Let's create a single `DataFrame` that contains both titles and mean ratings of the popular fantasy movies.

Titles are only available in the `movies` `DataFrame`, while ratings in the `ratings` `DataFrame`, we would like to create a single DataFrame that includes Title.

create the `mean_ratings` variable by computing the mean rating for each movie:

In [None]:
mean_ratings = None
# YOUR CODE HERE
raise NotImplementedError()

In this case we don't even need to use a join operation, we can just create a new column in the `fantasy_movies` DataFrame. This will automatically match the index of `mean_ratings` with the index of `fantasy_movies` and attach to each movie its rating. Ratings for movies that are not in the `fantasy_movies` DataFrame are discarded.

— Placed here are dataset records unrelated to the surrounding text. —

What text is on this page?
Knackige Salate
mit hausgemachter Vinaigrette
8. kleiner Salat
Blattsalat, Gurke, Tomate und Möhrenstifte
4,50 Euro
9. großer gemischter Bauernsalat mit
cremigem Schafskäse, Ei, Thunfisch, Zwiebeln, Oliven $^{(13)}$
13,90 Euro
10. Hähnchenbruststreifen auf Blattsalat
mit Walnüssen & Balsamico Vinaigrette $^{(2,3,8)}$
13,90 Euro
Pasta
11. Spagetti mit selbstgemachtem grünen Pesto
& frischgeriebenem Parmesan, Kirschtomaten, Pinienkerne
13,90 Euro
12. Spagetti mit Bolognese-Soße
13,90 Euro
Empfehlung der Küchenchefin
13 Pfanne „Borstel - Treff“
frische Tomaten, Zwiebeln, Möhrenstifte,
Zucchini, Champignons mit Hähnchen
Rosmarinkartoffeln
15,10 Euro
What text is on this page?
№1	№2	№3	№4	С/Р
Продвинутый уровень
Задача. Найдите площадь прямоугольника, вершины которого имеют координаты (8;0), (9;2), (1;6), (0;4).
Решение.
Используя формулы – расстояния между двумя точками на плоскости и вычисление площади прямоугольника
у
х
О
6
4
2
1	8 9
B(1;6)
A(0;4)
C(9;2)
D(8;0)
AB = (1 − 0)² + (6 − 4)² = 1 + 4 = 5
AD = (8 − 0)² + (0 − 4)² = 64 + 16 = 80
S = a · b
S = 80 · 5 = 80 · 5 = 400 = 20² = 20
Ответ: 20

The recommended way of creating columns in the recent versions of `pandas` is through the `assign` function, read its documentation!

In [None]:
fantasy_movies.assign?

In [None]:
fantasy_movies_with_ratings = fantasy_movies.assign(rating = mean_ratings)

In [None]:
fantasy_movies_with_ratings.head()

In [None]:
assert fantasy_movies_with_ratings.loc[7842].title.startswith("Dune"), "Try again, missing or wrong title"

In [None]:
assert abs(fantasy_movies_with_ratings.loc[7842].rating - 3.56) < 0.01 , "Try again, missing or wrong rating"

## Advanced exercise 5: Find the highest rated fantasy movie

Again we need to find the index where a column is max, in this case rating:

In [None]:
index_of_max_rating = None
# YOUR CODE HERE
raise NotImplementedError()

In [None]:
highest_rated_fantasy_movie = fantasy_movies_with_ratings.loc[index_of_max_rating]

In [None]:
assert highest_rated_fantasy_movie.title.startswith("Princess"), "Try again"